“Well, there’s one thing,” snapped Morris; “there’s my uncle again, my fraudulent trustee. He’s mine, anyway. And the tontine too. I claim the tontine; I claim it now. I believe Uncle Masterman’s dead.”
“I must put a stop to this nonsense,” said Michael, “and that for ever. You say too near the truth. In one sense your uncle is dead, and has been so long; but not in the sense of the tontine, which it is even on the cards he may yet live to win. Uncle Joseph saw him this morning; he will tell you he still lives, but his mind is in abeyance.”
“He did not know me,” said Joseph; to do him justice, not without emotion.
“So you’re out again there, Morris,” said John. “My eye! what a fool you’ve made of yourself!”

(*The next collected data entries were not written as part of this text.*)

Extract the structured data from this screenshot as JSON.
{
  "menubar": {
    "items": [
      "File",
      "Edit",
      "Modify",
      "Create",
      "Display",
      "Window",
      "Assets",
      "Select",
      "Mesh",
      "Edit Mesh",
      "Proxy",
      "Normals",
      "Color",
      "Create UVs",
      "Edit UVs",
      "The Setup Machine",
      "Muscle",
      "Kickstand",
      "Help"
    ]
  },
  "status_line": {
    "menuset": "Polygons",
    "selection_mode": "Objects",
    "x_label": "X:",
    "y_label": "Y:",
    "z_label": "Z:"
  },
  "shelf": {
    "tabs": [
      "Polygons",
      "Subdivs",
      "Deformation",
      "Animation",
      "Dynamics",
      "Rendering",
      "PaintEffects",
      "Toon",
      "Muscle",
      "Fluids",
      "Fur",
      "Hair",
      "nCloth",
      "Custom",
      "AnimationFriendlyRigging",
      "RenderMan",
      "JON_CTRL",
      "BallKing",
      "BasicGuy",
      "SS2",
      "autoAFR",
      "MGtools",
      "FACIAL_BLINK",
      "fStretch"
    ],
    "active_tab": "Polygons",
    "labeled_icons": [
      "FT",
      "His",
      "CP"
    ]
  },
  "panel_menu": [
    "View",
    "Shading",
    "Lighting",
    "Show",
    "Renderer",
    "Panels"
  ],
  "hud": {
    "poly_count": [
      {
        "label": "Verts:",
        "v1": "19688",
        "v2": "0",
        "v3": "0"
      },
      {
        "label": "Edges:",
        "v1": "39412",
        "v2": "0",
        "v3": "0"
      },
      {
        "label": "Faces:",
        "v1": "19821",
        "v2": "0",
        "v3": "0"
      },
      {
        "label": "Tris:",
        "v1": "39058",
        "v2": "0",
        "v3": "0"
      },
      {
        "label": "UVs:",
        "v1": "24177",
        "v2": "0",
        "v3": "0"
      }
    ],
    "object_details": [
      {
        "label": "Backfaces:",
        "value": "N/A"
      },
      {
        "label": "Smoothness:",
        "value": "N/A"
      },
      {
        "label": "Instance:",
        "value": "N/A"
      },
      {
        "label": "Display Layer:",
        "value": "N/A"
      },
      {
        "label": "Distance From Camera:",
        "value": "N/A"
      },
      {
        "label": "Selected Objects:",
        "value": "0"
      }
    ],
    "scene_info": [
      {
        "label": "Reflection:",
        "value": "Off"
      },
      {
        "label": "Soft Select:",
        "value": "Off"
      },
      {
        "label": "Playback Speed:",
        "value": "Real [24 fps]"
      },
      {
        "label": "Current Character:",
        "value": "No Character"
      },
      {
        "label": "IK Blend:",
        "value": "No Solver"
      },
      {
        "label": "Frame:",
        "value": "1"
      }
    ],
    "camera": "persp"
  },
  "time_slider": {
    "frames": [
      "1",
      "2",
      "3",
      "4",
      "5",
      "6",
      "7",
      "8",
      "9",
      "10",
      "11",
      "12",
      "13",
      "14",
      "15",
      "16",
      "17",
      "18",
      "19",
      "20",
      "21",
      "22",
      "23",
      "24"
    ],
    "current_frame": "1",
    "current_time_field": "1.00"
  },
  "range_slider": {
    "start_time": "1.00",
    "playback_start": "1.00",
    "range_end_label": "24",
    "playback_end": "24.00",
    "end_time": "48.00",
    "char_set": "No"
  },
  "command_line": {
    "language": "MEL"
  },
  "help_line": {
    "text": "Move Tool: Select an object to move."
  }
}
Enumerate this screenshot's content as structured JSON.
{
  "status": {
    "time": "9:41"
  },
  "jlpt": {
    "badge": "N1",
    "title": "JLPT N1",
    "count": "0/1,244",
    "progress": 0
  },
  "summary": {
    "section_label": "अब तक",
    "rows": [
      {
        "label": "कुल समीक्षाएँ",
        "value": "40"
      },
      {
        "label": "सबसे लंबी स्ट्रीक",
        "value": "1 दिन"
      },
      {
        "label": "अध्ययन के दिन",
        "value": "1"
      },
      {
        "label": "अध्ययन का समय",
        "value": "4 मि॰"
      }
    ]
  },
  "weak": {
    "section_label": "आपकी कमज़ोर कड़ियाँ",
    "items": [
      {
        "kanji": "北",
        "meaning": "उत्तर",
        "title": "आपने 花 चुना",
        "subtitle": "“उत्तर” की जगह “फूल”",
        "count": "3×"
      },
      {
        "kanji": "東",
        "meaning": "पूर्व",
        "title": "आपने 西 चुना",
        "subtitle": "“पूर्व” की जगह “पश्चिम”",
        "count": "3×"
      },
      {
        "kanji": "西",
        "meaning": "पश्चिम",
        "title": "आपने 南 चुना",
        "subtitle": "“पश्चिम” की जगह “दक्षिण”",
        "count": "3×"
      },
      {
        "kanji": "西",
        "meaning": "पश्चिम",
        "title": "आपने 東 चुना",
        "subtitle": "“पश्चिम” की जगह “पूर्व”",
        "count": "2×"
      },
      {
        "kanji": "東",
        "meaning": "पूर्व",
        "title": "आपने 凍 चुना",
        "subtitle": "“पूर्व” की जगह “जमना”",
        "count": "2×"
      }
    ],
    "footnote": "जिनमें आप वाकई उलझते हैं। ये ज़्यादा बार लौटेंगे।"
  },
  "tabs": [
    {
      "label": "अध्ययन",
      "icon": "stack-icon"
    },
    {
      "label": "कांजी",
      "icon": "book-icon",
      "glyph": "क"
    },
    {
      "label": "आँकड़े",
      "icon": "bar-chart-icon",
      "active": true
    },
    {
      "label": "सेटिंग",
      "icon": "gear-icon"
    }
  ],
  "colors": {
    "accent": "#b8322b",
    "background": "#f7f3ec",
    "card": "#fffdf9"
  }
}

“And that was why you wouldn’t compromise,” said Morris.
“As for the absurd position in which you and Uncle Joseph have been making yourselves an exhibition,” resumed Michael, “it is more than time it came to an end. I have prepared a proper discharge in full, which you shall sign as a preliminary.”
“What!” cried Morris, “and lose my seven thousand eight hundred pounds, and the leather business, and the contingent interest, and get nothing? Thank you.”
“It’s like you to feel gratitude, Morris,” began Michael.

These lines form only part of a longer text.